M. Blanc sort un carnet. (Un de mon stock, tu sais ? C’est mon papa qui l’avait constitué. J’en ai encore un millier d’avance. Le papier a jauni, mais ça n’a pas d’importance. La couvrante est en moleskine véritable.) Il l’ouvre et y jette un coup de globes.
— Fils d’un épicier italien du Vieux Nice. Études cahotiques. Passe néanmoins le bac. S’inscrit à la fac de droit mais abandonne au bout de quelques mois pour tâter du cinéma. On le trouve sur le plateau de la Victorine où il « bricole ». N’a jamais été « assistant » comme ses papiers le prétendent ; tout au plus aide-accessoiriste.

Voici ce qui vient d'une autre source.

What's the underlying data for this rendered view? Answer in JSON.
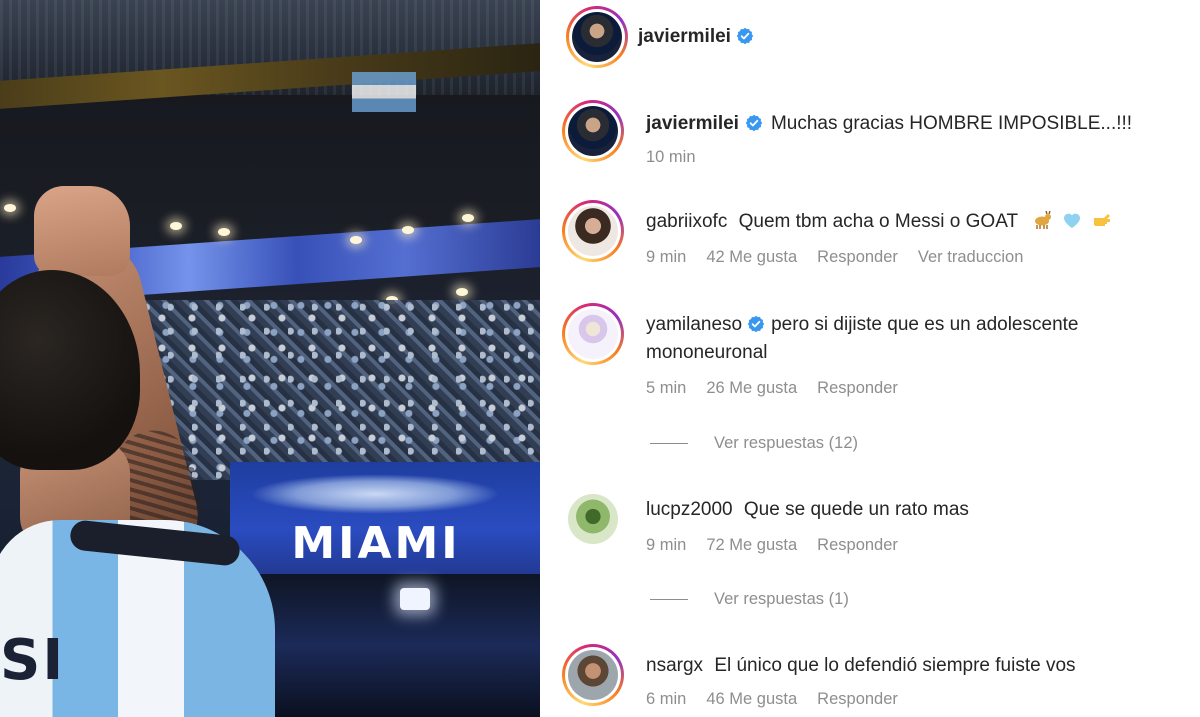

« Il tombe, voici trois ans, pour une histoire de drogue pas très méchante et s’en tire avec trois mois assortis du sursis. L’année suivante, il est entendu dans une affaire de recel de tableaux volés ; mais on le relâche. Au début de cette année, il est engagé comme doublure-lumière d’un acteur américain dans une production internationale. Une partie du film est tournée en Asie. Il est rentré en février et n’a plus rien fait, officiellement du moins, depuis.
« Il habite toujours à l’adresse figurant sur sa carte d’identité, un appartement sur le versant merdique de la Butte. C’est un queutard effréné, capable de régaler trois frangines dans la même séance. Il aurait même tourné dans des films hard, mais masqué, car il refuse de montrer son visage dans ce genre de superproduction. On l’utiliserait, là aussi, comme doublure. Sexe-doublure, si je puis dire. »
— Eh bien, voilà qui est rondement mené, grand primate, complimenté-je. C’est bon d’être secondé par des gars de votre trempe, messieurs !
Ils aimeraient rougir de plaisir, mais la chose leur est interdite. À Blanc parce qu’il est noir, à Mathias parce qu’il est déjà rouge.
— Ton dix-neuvième chiare a été mis en route ce matin ? demandé-je à ce dernier.
— Pourquoi, commissaire ?
— T’as des traces de foutre sur ton bénouze. Ça sent le coup tiré dans l’effervescence du départ : vite fait bien fait, après avoir avalé sa tasse de caoua. À moins que tu n’aies fait une fleur à une petite greluse de ton quartier avant de venir ?
Son embarras extrême me renseigne.
— C’est ça, hein ? Tu as risqué dans l’extraconjugal, Casanova ! La fête à ta guiguite ! T’as raison : le coup du matin n’arrête pas le pèlerin.